Two-parameter bifurcation diagram of the fast subsystem (6) using the slow variable $p$ and the flow rate $k_0$ as parameters. If $p$ sweeps back and forth between region 1 and 2 crossing the ${\mathrm{SNP}}_1$ curve, the dynamics of the whole system exhibits bursting behavior. In the neighborhood of the intersection point 3 a transition in the bursting mechanism occurs (see text and Fig. 10 for details).

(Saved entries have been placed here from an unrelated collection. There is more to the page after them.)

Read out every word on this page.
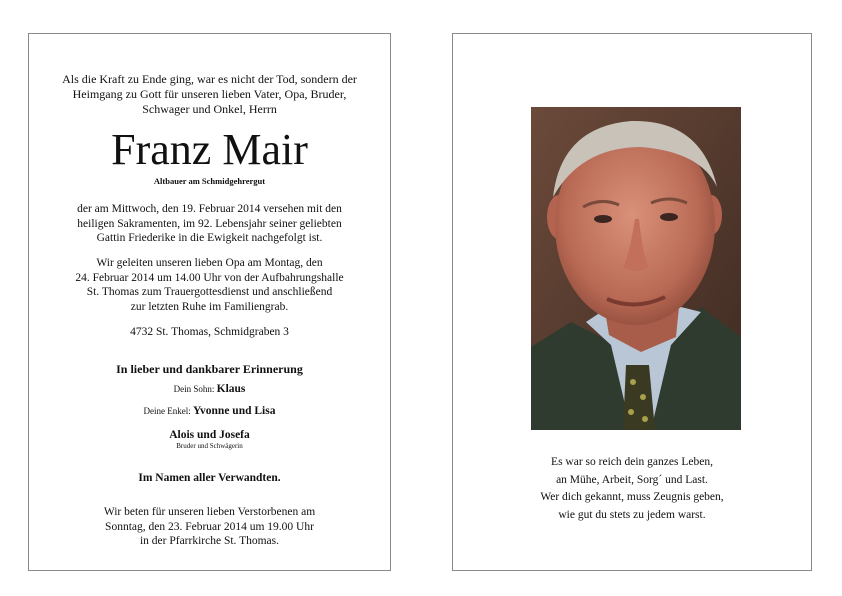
Als die Kraft zu Ende ging, war es nicht der Tod, sondern der
Heimgang zu Gott für unseren lieben Vater, Opa, Bruder,
Schwager und Onkel, Herrn
Franz Mair
Altbauer am Schmidgehrergut
der am Mittwoch, den 19. Februar 2014 versehen mit den
heiligen Sakramenten, im 92. Lebensjahr seiner geliebten
Gattin Friederike in die Ewigkeit nachgefolgt ist.
Wir geleiten unseren lieben Opa am Montag, den
24. Februar 2014 um 14.00 Uhr von der Aufbahrungshalle
St. Thomas zum Trauergottesdienst und anschließend
zur letzten Ruhe im Familiengrab.
4732 St. Thomas, Schmidgraben 3
In lieber und dankbarer Erinnerung
Dein Sohn: Klaus
Deine Enkel: Yvonne und Lisa
Alois und Josefa
Bruder und Schwägerin
Im Namen aller Verwandten.
Wir beten für unseren lieben Verstorbenen am
Sonntag, den 23. Februar 2014 um 19.00 Uhr
in der Pfarrkirche St. Thomas.
Es war so reich dein ganzes Leben,
an Mühe, Arbeit, Sorg´ und Last.
Wer dich gekannt, muss Zeugnis geben,
wie gut du stets zu jedem warst.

Symbols denote ${\mathrm{SH}}_i$, curves of subcritical Hopf bifurcations (dashed line); H, curve of supercritical Hopf bifurcations (solid line); ${\mathrm{SN}}_i$, curves of saddle-node bifurcations of fixed points (dotted line); ${\mathrm{SNP}}_1$, curve of saddle-node bifurcations of periodic orbits (dash-dotted line); codimension-2 points: ${\mathrm{GH}}_i$, generalized Hopf bifurcations (open triangle); BT, Bogdanov-Takens (diamond); CP, cusp (solid triangle).

Figure 10

Transition in the bursting behavior from sub-Hopf/fold-cycle at $k_0=3.6$ (a),(b) to fold/sub-Hopf type at $k_0=3.8$ (c),(d). (a),(c) show codimension-1 bifurcation diagrams of the fast subsystem together with trajectories calculated for $k_8=2.5$ while (b),(d) depict the corresponding time series. As the flow rate $k_0$ increases, the invariant cylinderlike manifold (formed by stable limit cycles of the fast subsystem) is destroyed as the location of the saddle-node bifurcation ${\mathrm{SN}}_1$ approaches the unstable limit cycle that is created in the subcritical Hopf bifurcation ${\mathrm{SH}}_1$ (a). Henceforth, the fast subsystem is bistable (c) and only relaxational oscillations are observed (d). Symbols denote ${\mathrm{SH}}_1$, subcritical Hopf bifurcation; ${\mathrm{SNP}}_1$, saddle-node bifurcation of periodic orbit; ${\mathrm{SN}}_i$, saddle-node bifurcation of fixed points; SHC, saddle homoclinic orbit; SNHC, saddle-node homoclinic orbit. Solid and dashed bold lines denote maxima and minima of a stable and an unstable limit cycle while solid and dashed lines denote stable and unstable fixed points of the fast subsystem.

Figure 11

Slow-fast analysis of behavior in the neighborhood of the Neimark-Sacker bifurcation at $k_0=1.6519$ (cf. Fig. 3): Close to the Neimark-Sacker point at $k_0=1.65189$, the trajectory basically sweeps back and forth the saddle-node bifurcation point SNP of the fast subsystem (a). As the flow rate $k_0$ decreases to $k_0=1.6518$, the phase flow on the torus changes: The trajectory approaches the stable manifold of the saddle point $S$ (open triangle) in damped oscillations as the saddle-node bifurcation point SNP is passed to the left (b). Along the two-dimensional unstable manifold of the saddle point $S$, the trajectory reaches the cylinderlike manifold (bold solid lines) that is composed of stable limit cycle solutions of the fast subsystem. As the trajectory slowly moves to the left, it performs large amplitude oscillations in the vicinity of the cylinderlike manifold until it again passes the saddle-node bifurcation point SNP.